10. Meta-luxury, noun (from the prefix “meta” borrowed from Greek + “luxury” ) — a new type of luxury which is beyond luxury.
This ‘freshly-coined’ term was introduced earlier this year by the global branding firm Interbrand’s executives Manfredi Ricca and Rebecca Robins in the new book “Meta-luxury: Brands and the Culture of Excellence“, published in the USA and also available on Amazon.
Ricca and Robins contend that the term ‘luxury’ has been ‘overexposed, overstretched and diluted’ and coin the term ‘meta-luxury’ to recognize what is ‘beyond’ a word that is now devoid of meaning.
We’ve earlier covered meta-luxury in more detail here.
11. Native ads. Must be the “freshest” and the most overused buzzword in the advertising press over the last two months.
Ken Doctor, renowned American journalist and author of “Newsonomics” defines ‘native ads’ as a type of advertorial content, intermixing elements of journalism and commercial speech. As opposed to standard media ad formats such as banners and context ads, ‘native ads’ have been seen as an organic indigenous part of the web content, which is “linkable, sharable, findable, able to be Facebook-liked and tweeted.”
Expert opinions on whether ‘native ads’ are any better than visual ones still differ.
12. Phygital, adjective (from “physical” + “digital”) — is an innovative method of taking digital experiences into the real world.
13. Pin, both a noun and a verb. Pinner, pinning — other forms.
This word with all its forms has been around in the English language for about nine centuries, however, has gained new meaning in 2011-2012 with the launch and fabulous growth of the second most popular social media platform Pinterest.

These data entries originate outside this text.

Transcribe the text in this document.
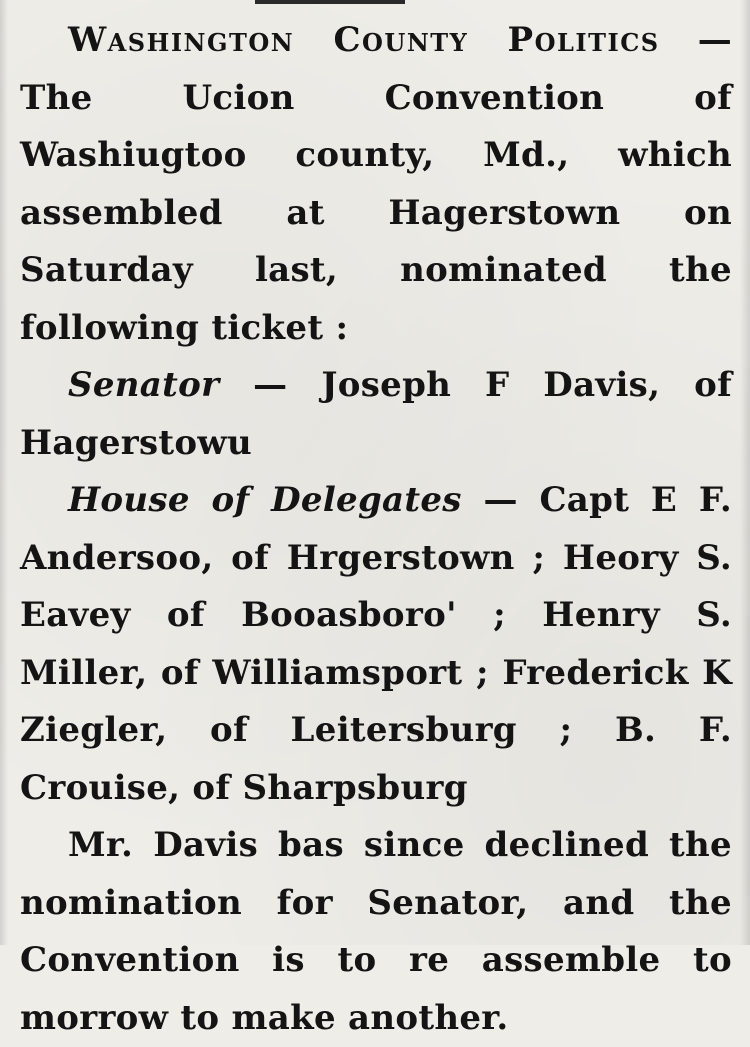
Washington County Politics — The Ucion Convention of Washiugtoo county, Md., which assembled at Hagerstown on Saturday last, nominated the following ticket :

Senator — Joseph F Davis, of Hagerstowu

House of Delegates — Capt E F. Andersoo, of Hrgerstown ; Heory S. Eavey of Booasboro' ; Henry S. Miller, of Williamsport ; Frederick K Ziegler, of Leitersburg ; B. F. Crouise, of Sharpsburg

Mr. Davis bas since declined the nomination for Senator, and the Convention is to re assemble to morrow to make another.
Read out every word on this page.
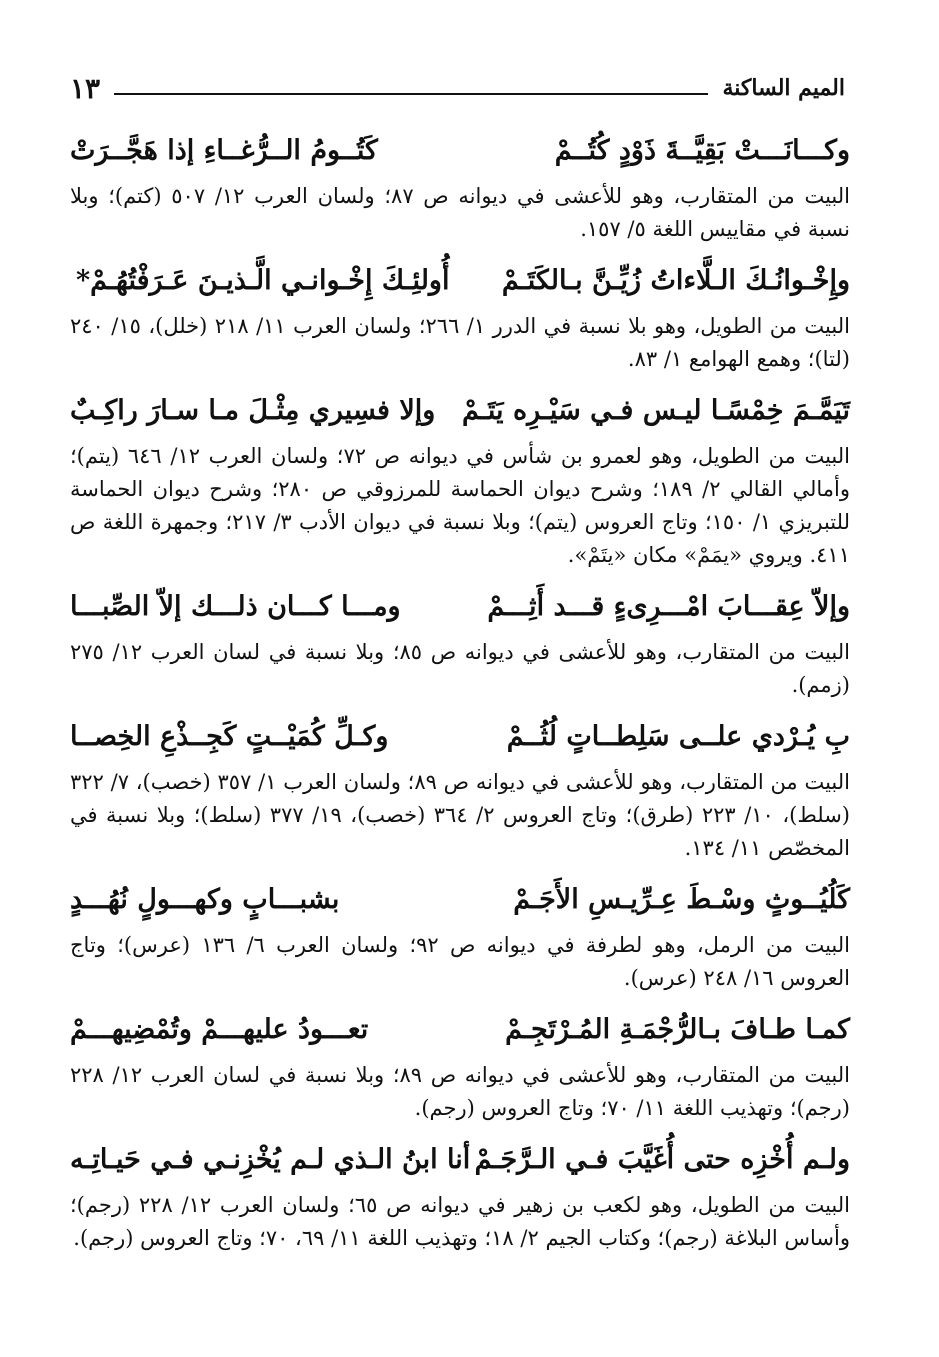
الميم الساكنة
١٣
كَتُــومُ الــرُّغــاءِ إذا هَجَّــرَتْ	وكـــانَـــتْ بَقِيَّــةَ ذَوْدٍ كُتُــمْ
البيت من المتقارب، وهو للأعشى في ديوانه ص ٨٧؛ ولسان العرب ١٢/ ٥٠٧ (كتم)؛ وبلا نسبة في مقاييس اللغة ٥/ ١٥٧.
* أُولئِـكَ إِخْـوانـي الَّـذيـنَ عَـرَفْتُهُـمْ وإِخْـوانُـكَ الـلَّاءاتُ زُيِّـنَّ بـالكَتَـمْ
البيت من الطويل، وهو بلا نسبة في الدرر ١/ ٢٦٦؛ ولسان العرب ١١/ ٢١٨ (خلل)، ١٥/ ٢٤٠ (لتا)؛ وهمع الهوامع ١/ ٨٣.
وإلا فسِيري مِثْـلَ مـا سـارَ راكِـبٌ تَيَمَّـمَ خِمْسًـا ليـس فـي سَيْـرِه يَتَـمْ
البيت من الطويل، وهو لعمرو بن شأس في ديوانه ص ٧٢؛ ولسان العرب ١٢/ ٦٤٦ (يتم)؛ وأمالي القالي ٢/ ١٨٩؛ وشرح ديوان الحماسة للمرزوقي ص ٢٨٠؛ وشرح ديوان الحماسة للتبريزي ١/ ١٥٠؛ وتاج العروس (يتم)؛ وبلا نسبة في ديوان الأدب ٣/ ٢١٧؛ وجمهرة اللغة ص ٤١١. ويروي «يمَمْ» مكان «يتَمْ».
ومـــا كـــان ذلـــك إلاّ الصِّبـــا	وإلاّ عِقـــابَ امْـــرِىءٍ قـــد أَثِـــمْ
البيت من المتقارب، وهو للأعشى في ديوانه ص ٨٥؛ وبلا نسبة في لسان العرب ١٢/ ٢٧٥ (زمم).
وكـلِّ كُمَيْــتٍ كَجِــذْعِ الخِصــا	بِ يُـرْدي علــى سَلِطــاتٍ لُثُــمْ
البيت من المتقارب، وهو للأعشى في ديوانه ص ٨٩؛ ولسان العرب ١/ ٣٥٧ (خصب)، ٧/ ٣٢٢ (سلط)، ١٠/ ٢٢٣ (طرق)؛ وتاج العروس ٢/ ٣٦٤ (خصب)، ١٩/ ٣٧٧ (سلط)؛ وبلا نسبة في المخصّص ١١/ ١٣٤.
بشبـــابٍ وكهـــولٍ نُهُـــدٍ	كَلُيُــوثٍ وسْـطَ عِـرِّيـسِ الأَجَـمْ
البيت من الرمل، وهو لطرفة في ديوانه ص ٩٢؛ ولسان العرب ٦/ ١٣٦ (عرس)؛ وتاج العروس ١٦/ ٢٤٨ (عرس).
تعـــودُ عليهـــمْ وتُمْضِيهـــمْ	كمـا طـافَ بـالرُّجْمَـةِ المُـرْتَجِـمْ
البيت من المتقارب، وهو للأعشى في ديوانه ص ٨٩؛ وبلا نسبة في لسان العرب ١٢/ ٢٢٨ (رجم)؛ وتهذيب اللغة ١١/ ٧٠؛ وتاج العروس (رجم).
أنا ابنُ الـذي لـم يُخْزِنـي فـي حَيـاتِـه ولـم أُخْزِه حتى أُغَيَّبَ فـي الـرَّجَـمْ
البيت من الطويل، وهو لكعب بن زهير في ديوانه ص ٦٥؛ ولسان العرب ١٢/ ٢٢٨ (رجم)؛ وأساس البلاغة (رجم)؛ وكتاب الجيم ٢/ ١٨؛ وتهذيب اللغة ١١/ ٦٩، ٧٠؛ وتاج العروس (رجم).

Coming in the footsteps of ‘like’ and ‘tweet’, ‘to pin’ now means to add a picture to one’s Pinterest board.
14. Presumers, noun (from prefix “pre” (before) + “consumers”) is a new type of consumers which like to get involved with, push, fund and promote products or services before they even are created.
The terms, with is very close to mentioned above ‘custowners’, derives from countless new crowdfunding platforms and new manufacturing technologies that are finally tipping into the mainstream in 2012. For more insights on presumers, read the trend watching.com’s full research here.
15. Prosumers, noun (from “professional” + ”consumers”) – is a new type of consumers who are so proficient in researching their markets (powered by Internet) that they are almost professional.
16. S-commerce, noun (from “social” + “commerce”) — a type of e-commerce driven by social media. Some experts explain s-commerce as a general term which includes all online sales generated via Facebook, Twitter, Pinterest and other social media websites.
17. Showrooming, noun, means a specific shopper behavior, when customers come to the real store to experience some product and then go back home and order it online at a lower price.
We’ve covered this term as well as s-commerce in a previous article here.
18. Social Susceptibility. The term, coined by branding expert Robert Passikoff in his latest 2013 trend report, is used to describe the reaction of brands on consumers’ communications related to the brand, which can be either positive, or more often negative or bland.
19. Stractical, adjective (from “strategic” + “tactical”) is a new approach to delivering marketing campaigns, which combines tactical manner with strategic thinking at a time.
20. Social Feng Shui derives from the name of the Chinese art of determining the most propitious design of space to achieve the maximum harmony and bring good fortune. Ironically, in the digital marketing context the term means making sure that your social media presence is aligned.
Some of these new terms were spotted by Gavin Wheeler, Managing Director at WDMP, who kindly shared his insight with Popsop.